The Yaqui deer dancer, accompanied by a pascola. In the backgrund are the deer singers with their rasps and water drum; to the right is the flute and drum player. The deer and pascolas and their musicians join with the church people on Holy Saturday to repel the Fariseos, and then dance at the following all-night fiesta. 1976 photo by Jim Griffith.

Palm Sunday has come and gone, and Tucson’s Yaqui communities are beginning the culminating days of their annual Easter Ceremony. In my last blog I set the stage for you, so I’ll just cut to the chase. And a chase it is, with the Fariseos and Chapayekas seeking to capture and crucify Christ. They succeed, only to be finally defeated on Holy Saturday. Correction: I wrote the previous blog from memory. The group I called the “Soldiers of Rome” is more properly called the Caballeros. They march with the Fariseos, but on Good Friday evening they join the side of the church.

Put simply, the order of events is this: Sometime in Thursday afternoon, a Chapayeka wearing an Old Man mask leads the other Chapayekas around the Way of the Cross. This prefigures the sufferings of Jesus. Later on that evening, in a cottonwood bower in the plaza representing the Garden of Gethsemane, a statue of Jesus is captured, loosely tied, and carried to the church by the Fariseos. They keep guard over Him that night.

About noon on Good Friday, a procession leaves the church. At the first cross the men and women separate, to meet at Calvary, the eleventh cross. At this point Jesus is symbolically crucified. Later in the afternoon, Jesus, who has been tied to the processional cross and taken into the church, is symbolically lanced. The Chapayekas then uproot all the crosses on the Way of the Cross, and place leaves over them.

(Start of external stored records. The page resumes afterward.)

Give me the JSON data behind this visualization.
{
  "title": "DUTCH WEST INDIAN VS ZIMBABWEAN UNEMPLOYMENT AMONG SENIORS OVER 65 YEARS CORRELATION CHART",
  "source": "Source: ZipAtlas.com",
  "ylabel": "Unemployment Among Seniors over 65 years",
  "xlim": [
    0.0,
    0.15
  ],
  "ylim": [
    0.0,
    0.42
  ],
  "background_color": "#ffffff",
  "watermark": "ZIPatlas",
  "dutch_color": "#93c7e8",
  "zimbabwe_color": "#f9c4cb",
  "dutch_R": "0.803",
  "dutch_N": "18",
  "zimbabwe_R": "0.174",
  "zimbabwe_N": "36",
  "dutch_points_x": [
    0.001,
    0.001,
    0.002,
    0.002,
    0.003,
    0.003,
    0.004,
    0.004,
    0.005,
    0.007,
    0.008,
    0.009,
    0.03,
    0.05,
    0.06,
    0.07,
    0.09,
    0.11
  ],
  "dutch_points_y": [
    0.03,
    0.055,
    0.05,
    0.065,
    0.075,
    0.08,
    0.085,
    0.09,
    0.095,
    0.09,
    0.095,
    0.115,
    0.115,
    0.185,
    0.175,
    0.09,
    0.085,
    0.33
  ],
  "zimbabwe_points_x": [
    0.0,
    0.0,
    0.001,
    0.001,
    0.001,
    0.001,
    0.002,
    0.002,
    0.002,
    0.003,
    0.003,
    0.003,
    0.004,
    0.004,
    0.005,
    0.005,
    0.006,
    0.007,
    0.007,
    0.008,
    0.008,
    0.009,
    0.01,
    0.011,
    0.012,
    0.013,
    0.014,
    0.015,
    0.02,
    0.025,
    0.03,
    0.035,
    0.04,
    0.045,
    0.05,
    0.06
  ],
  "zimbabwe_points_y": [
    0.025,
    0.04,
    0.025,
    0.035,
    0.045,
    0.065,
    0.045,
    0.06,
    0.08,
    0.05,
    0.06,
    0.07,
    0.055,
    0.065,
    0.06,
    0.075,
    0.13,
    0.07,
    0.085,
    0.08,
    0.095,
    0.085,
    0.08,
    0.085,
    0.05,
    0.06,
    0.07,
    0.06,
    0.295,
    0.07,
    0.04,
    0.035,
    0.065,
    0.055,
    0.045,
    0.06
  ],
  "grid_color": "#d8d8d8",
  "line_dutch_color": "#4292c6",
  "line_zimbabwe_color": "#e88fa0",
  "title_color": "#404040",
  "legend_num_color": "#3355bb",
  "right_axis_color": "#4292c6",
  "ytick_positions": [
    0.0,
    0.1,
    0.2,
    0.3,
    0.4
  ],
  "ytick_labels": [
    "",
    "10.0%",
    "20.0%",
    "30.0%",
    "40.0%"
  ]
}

On Holy Saturday, the Fariseos hold a final procession in the late morning. They form two lines in front of the church. With the Chapayekas clacking their swords and daggers together, they march towards what they think will be their final victory. After a while the church bell rings, they charge the church, and are beaten back in a barrage of leaves and confetti. Three times they charge, three times they are repulsed. After the third time they remove their masks and are led by their godparents into the church for rededication. A fiesta, much like that of Palm Sunday, begins and lasts all night.

On Easter Sunday morning, all the participants hear a sermon describing their ritual work, thank each other, and go home for well-earned sleep.

A few words: The flowers and leaves that appear all through the ceremony are considered by Yaquis to be blessings, tangible manifestations of God’s grace. Jesus’ blood turned into flowers when He shed it on the Cross. The confetti which we as spectators are allowed to throw at the charging Fariseos are flowers. By attending the ceremony we become participants, and can add to or detract from it by our actions and attitudes. And remember, the only data retrieval systems permitted are your eyes, ears, and memory. Finally, expect to wait until everything is ready. The ceremony is not put on for an audience, but for God, who exists out of time, and is felt to be mostly concerned that everything is done correctly.

And I urge you to read Muriel Thayer Painter’s A Yaqui Easter, Tucson: The University of Arizona Press.